Generative Interest Estimation for Document Recommendations
This work addresses the challenge of improving recommendation accuracy for users in content-based systems, though it appears incremental as it builds on existing representation learning methods.
The paper tackles the problem of content-based document recommendation by proposing a system that uses learned document representations and models user interest as a Gaussian mixture model in that space, showing that this approach outperforms Latent Semantic Analysis in predictive performance on the Delicious bookmarks dataset.
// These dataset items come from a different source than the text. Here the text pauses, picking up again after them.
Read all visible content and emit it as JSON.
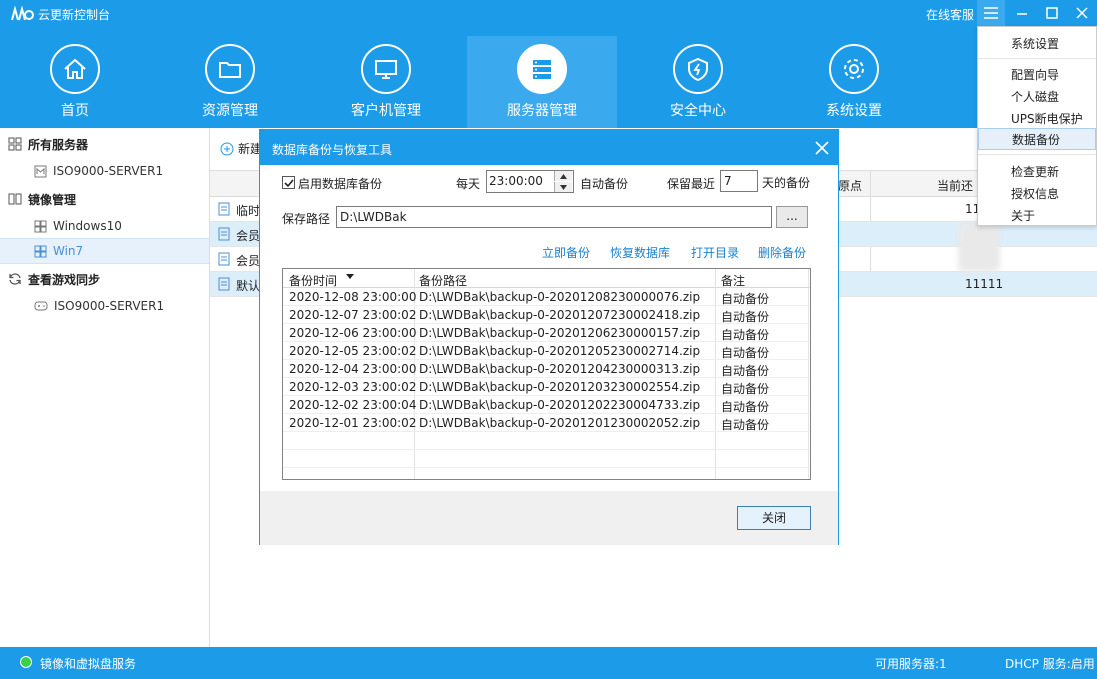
{
  "app": {
    "title": "云更新控制台",
    "online_service": "在线客服"
  },
  "nav": [
    {
      "label": "首页",
      "icon": "home-icon"
    },
    {
      "label": "资源管理",
      "icon": "folder-icon"
    },
    {
      "label": "客户机管理",
      "icon": "monitor-icon"
    },
    {
      "label": "服务器管理",
      "icon": "server-icon",
      "active": true
    },
    {
      "label": "安全中心",
      "icon": "shield-icon"
    },
    {
      "label": "系统设置",
      "icon": "gear-icon"
    }
  ],
  "sidebar": {
    "items": [
      {
        "label": "所有服务器",
        "type": "group"
      },
      {
        "label": "ISO9000-SERVER1",
        "type": "child"
      },
      {
        "label": "镜像管理",
        "type": "group"
      },
      {
        "label": "Windows10",
        "type": "child"
      },
      {
        "label": "Win7",
        "type": "child",
        "selected": true
      },
      {
        "label": "查看游戏同步",
        "type": "group"
      },
      {
        "label": "ISO9000-SERVER1",
        "type": "child"
      }
    ]
  },
  "main": {
    "add_label": "新建",
    "headers": {
      "col_a": "原点",
      "col_b": "当前还"
    },
    "rows": [
      {
        "name": "临时",
        "value": "11"
      },
      {
        "name": "会员",
        "value": ""
      },
      {
        "name": "会员",
        "value": ""
      },
      {
        "name": "默认",
        "value": "11111"
      }
    ]
  },
  "menu": {
    "items": [
      {
        "label": "系统设置"
      },
      {
        "label": "配置向导"
      },
      {
        "label": "个人磁盘"
      },
      {
        "label": "UPS断电保护"
      },
      {
        "label": "数据备份",
        "highlighted": true
      },
      {
        "label": "检查更新"
      },
      {
        "label": "授权信息"
      },
      {
        "label": "关于"
      }
    ]
  },
  "dialog": {
    "title": "数据库备份与恢复工具",
    "enable_label": "启用数据库备份",
    "enabled": true,
    "daily_label": "每天",
    "time_value": "23:00:00",
    "auto_backup_label": "自动备份",
    "keep_recent_label": "保留最近",
    "keep_value": "7",
    "days_backup_label": "天的备份",
    "save_path_label": "保存路径",
    "save_path_value": "D:\\LWDBak",
    "browse_label": "...",
    "actions": [
      "立即备份",
      "恢复数据库",
      "打开目录",
      "删除备份"
    ],
    "columns": [
      "备份时间",
      "备份路径",
      "备注"
    ],
    "rows": [
      {
        "time": "2020-12-08 23:00:00",
        "path": "D:\\LWDBak\\backup-0-20201208230000076.zip",
        "note": "自动备份"
      },
      {
        "time": "2020-12-07 23:00:02",
        "path": "D:\\LWDBak\\backup-0-20201207230002418.zip",
        "note": "自动备份"
      },
      {
        "time": "2020-12-06 23:00:00",
        "path": "D:\\LWDBak\\backup-0-20201206230000157.zip",
        "note": "自动备份"
      },
      {
        "time": "2020-12-05 23:00:02",
        "path": "D:\\LWDBak\\backup-0-20201205230002714.zip",
        "note": "自动备份"
      },
      {
        "time": "2020-12-04 23:00:00",
        "path": "D:\\LWDBak\\backup-0-20201204230000313.zip",
        "note": "自动备份"
      },
      {
        "time": "2020-12-03 23:00:02",
        "path": "D:\\LWDBak\\backup-0-20201203230002554.zip",
        "note": "自动备份"
      },
      {
        "time": "2020-12-02 23:00:04",
        "path": "D:\\LWDBak\\backup-0-20201202230004733.zip",
        "note": "自动备份"
      },
      {
        "time": "2020-12-01 23:00:02",
        "path": "D:\\LWDBak\\backup-0-20201201230002052.zip",
        "note": "自动备份"
      }
    ],
    "close_label": "关闭"
  },
  "status": {
    "left": "镜像和虚拟盘服务",
    "servers": "可用服务器:1",
    "dhcp": "DHCP 服务:启用"
  },
  "colors": {
    "brand": "#1b9be8",
    "link": "#1a82d0",
    "status_ok": "#3cd04a"
  }
}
Learning distributed representations of documents has pushed the state-of-the-art in several natural language processing tasks and was successfully applied to the field of recommender systems recently. In this paper, we propose a novel content-based recommender system based on learned representations and a generative model of user interest. Our method works as follows: First, we learn representations on a corpus of text documents. Then, we capture a user's interest as a generative model in the space of the document representations. In particular, we model the distribution of interest for each user as a Gaussian mixture model (GMM). Recommendations can be obtained directly by sampling from a user's generative model. Using Latent semantic analysis (LSA) as comparison, we compute and explore document representations on the Delicious bookmarks dataset, a standard benchmark for recommender systems. We then perform density estimation in both spaces and show that learned representations outperform LSA in terms of predictive performance.